IEEE Transactions on Neural Systems and Rehabilitation Engineering (Jan 2023)

Multi-Scale Dynamic Graph Learning for Brain Disorder Detection With Functional MRI

  • Yunling Ma,
  • Qianqian Wang,
  • Liang Cao,
  • Long Li,
  • Chaojun Zhang,
  • Lishan Qiao,
  • Mingxia Liu

DOI
https://doi.org/10.1109/TNSRE.2023.3309847
Journal volume & issue
Vol. 31
pp. 3501 – 3512

Abstract

Read online

Resting-state functional magnetic resonance imaging (rs-fMRI) has been widely used in the detection of brain disorders such as autism spectrum disorder based on various machine/deep learning techniques. Learning-based methods typically rely on functional connectivity networks (FCNs) derived from blood-oxygen-level-dependent time series of rs-fMRI data to capture interactions between brain regions-of-interest (ROIs).
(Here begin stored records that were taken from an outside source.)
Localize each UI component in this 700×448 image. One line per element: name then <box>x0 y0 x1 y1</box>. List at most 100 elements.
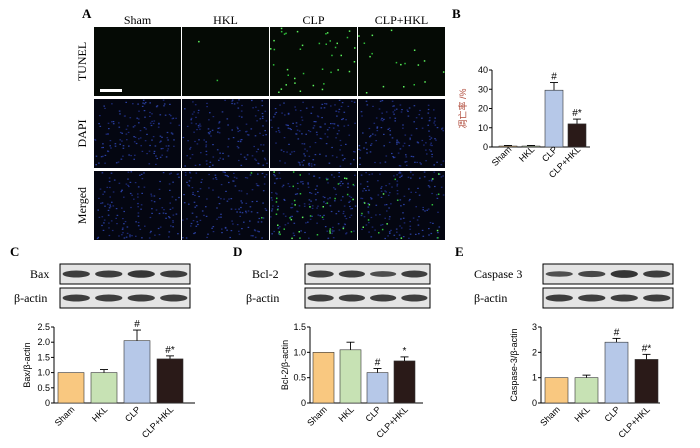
y-tick-label: 1.0 <box>293 347 306 357</box>
micrograph-merged-0 <box>94 171 181 240</box>
blot-d: Bcl-2 β-actin <box>246 263 431 309</box>
y-tick-label: 20 <box>478 104 488 114</box>
y-tick-label: 2.0 <box>37 337 50 347</box>
y-tick-label: 2.5 <box>37 322 50 332</box>
bar-clp <box>366 372 389 404</box>
micrograph-tunel-2 <box>270 27 357 96</box>
x-tick-label: HKL <box>336 404 355 423</box>
micrograph-background <box>94 27 181 96</box>
loading-control-label: β-actin <box>474 291 507 305</box>
micrograph-dapi-3 <box>358 99 445 168</box>
row-label-merged: Merged <box>75 187 89 224</box>
bar-clphkl <box>156 358 184 404</box>
micrograph-background <box>94 171 181 240</box>
blot-c: Bax β-actin <box>14 263 191 309</box>
bar-hkl <box>574 377 599 404</box>
bar-clp <box>123 340 151 404</box>
x-tick-label: Sham <box>53 404 77 428</box>
significance-mark: #* <box>572 108 582 119</box>
bar-clphkl <box>393 360 416 404</box>
y-tick-label: 0.5 <box>37 383 50 393</box>
blot-band <box>338 270 365 278</box>
blot-band <box>95 294 123 302</box>
significance-mark: # <box>551 72 557 83</box>
y-tick-label: 40 <box>478 65 488 75</box>
x-tick-label: CLP <box>602 404 621 423</box>
column-label-clphkl: CLP+HKL <box>375 13 428 27</box>
x-tick-label: Sham <box>305 404 329 428</box>
significance-mark: * <box>403 346 407 357</box>
blot-band <box>62 270 90 278</box>
blot-band <box>610 294 638 302</box>
y-tick-label: 1.5 <box>37 352 50 362</box>
blot-band <box>643 294 671 302</box>
micrograph-background <box>94 99 181 168</box>
y-tick-label: 0 <box>532 398 537 408</box>
micrograph-background <box>182 99 269 168</box>
blot-band <box>127 270 155 278</box>
blot-band <box>370 271 397 277</box>
blot-strip <box>304 263 431 285</box>
micrograph-background <box>182 171 269 240</box>
bar-clp <box>544 89 564 148</box>
blot-band <box>610 270 638 278</box>
y-tick-label: 10 <box>478 123 488 133</box>
blot-band <box>401 270 428 278</box>
panel-letter-d: D <box>233 244 242 259</box>
bar-sham <box>57 372 85 404</box>
micrograph-grid: Sham HKL CLP CLP+HKL TUNEL DAPI Merged <box>75 13 445 240</box>
y-tick-label: 0.5 <box>293 373 306 383</box>
blot-band <box>62 294 90 302</box>
blot-band <box>338 294 365 302</box>
scale-bar <box>100 89 122 92</box>
micrograph-dapi-0 <box>94 99 181 168</box>
blot-e: Caspase 3 β-actin <box>474 263 674 309</box>
blot-band <box>370 294 397 302</box>
protein-label: Bcl-2 <box>252 267 279 281</box>
y-tick-label: 30 <box>478 84 488 94</box>
significance-mark: #* <box>642 343 652 354</box>
micrograph-tunel-3 <box>358 27 445 96</box>
y-tick-label: 0 <box>301 398 306 408</box>
micrograph-merged-3 <box>358 171 445 240</box>
bar-sham <box>312 352 335 404</box>
micrograph-background <box>358 27 445 96</box>
y-tick-label: 1.0 <box>37 368 50 378</box>
y-tick-label: 2 <box>532 347 537 357</box>
blot-band <box>307 270 334 278</box>
panel-letter-e: E <box>455 244 464 259</box>
bar-clp <box>604 341 629 404</box>
y-tick-label: 3 <box>532 322 537 332</box>
y-tick-label: 1 <box>532 373 537 383</box>
significance-mark: #* <box>165 345 175 356</box>
blot-strip <box>542 263 674 285</box>
y-tick-label: 0 <box>45 398 50 408</box>
blot-band <box>643 270 671 278</box>
loading-control-label: β-actin <box>14 291 47 305</box>
bar-sham <box>544 377 569 404</box>
blot-strip <box>304 287 431 309</box>
micrograph-merged-1 <box>182 171 269 240</box>
y-axis-label: Bcl-2/β-actin <box>280 340 290 390</box>
micrograph-tunel-1 <box>182 27 269 96</box>
western-blots: Bax β-actin Bcl-2 β-actin Caspase 3 β-actin <box>14 263 674 309</box>
panel-letter-a: A <box>82 6 92 21</box>
micrograph-background <box>182 27 269 96</box>
x-tick-label: Sham <box>538 404 562 428</box>
loading-control-label: β-actin <box>246 291 279 305</box>
significance-mark: # <box>614 327 620 338</box>
bar-hkl <box>90 372 118 404</box>
blot-band <box>160 270 188 278</box>
micrograph-merged-2 <box>270 171 357 240</box>
blot-band <box>401 294 428 302</box>
micrograph-dapi-2 <box>270 99 357 168</box>
x-tick-label: HKL <box>572 404 591 423</box>
y-axis-label: Caspase-3/β-actin <box>509 328 519 401</box>
y-axis-label: Bax/β-actin <box>22 342 32 387</box>
chart-c: 0 0.5 1.0 1.5 2.0 2.5 Bax/β-actin Sham HKL # CLP #*… <box>22 319 195 440</box>
x-tick-label: CLP+HKL <box>140 404 176 440</box>
row-label-dapi: DAPI <box>75 119 89 147</box>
Graph neural networks have been recently used to extract fMRI features from graph-structured FCNs, but cannot effectively characterize spatiotemporal dynamics of FCNs, e.g., the functional connectivity of brain ROIs is dynamically changing in a short period of time. Also, many studies usually focus on single-scale topology of FCN, thereby ignoring the potential complementary topological information of FCN at different spatial resolutions. To this end, in this paper, we propose a multi-scale dynamic graph learning (MDGL) framework to capture multi-scale spatiotemporal dynamic representations of rs-fMRI data for automated brain disorder diagnosis. The MDGL framework consists of three major components: 1) multi-scale dynamic FCN construction using multiple brain atlases to model multi-scale topological information, 2) multi-scale dynamic graph representation learning to capture spatiotemporal information conveyed in fMRI data, and 3) multi-scale feature fusion and classification. Experimental results on two datasets show that MDGL outperforms several state-of-the-art methods.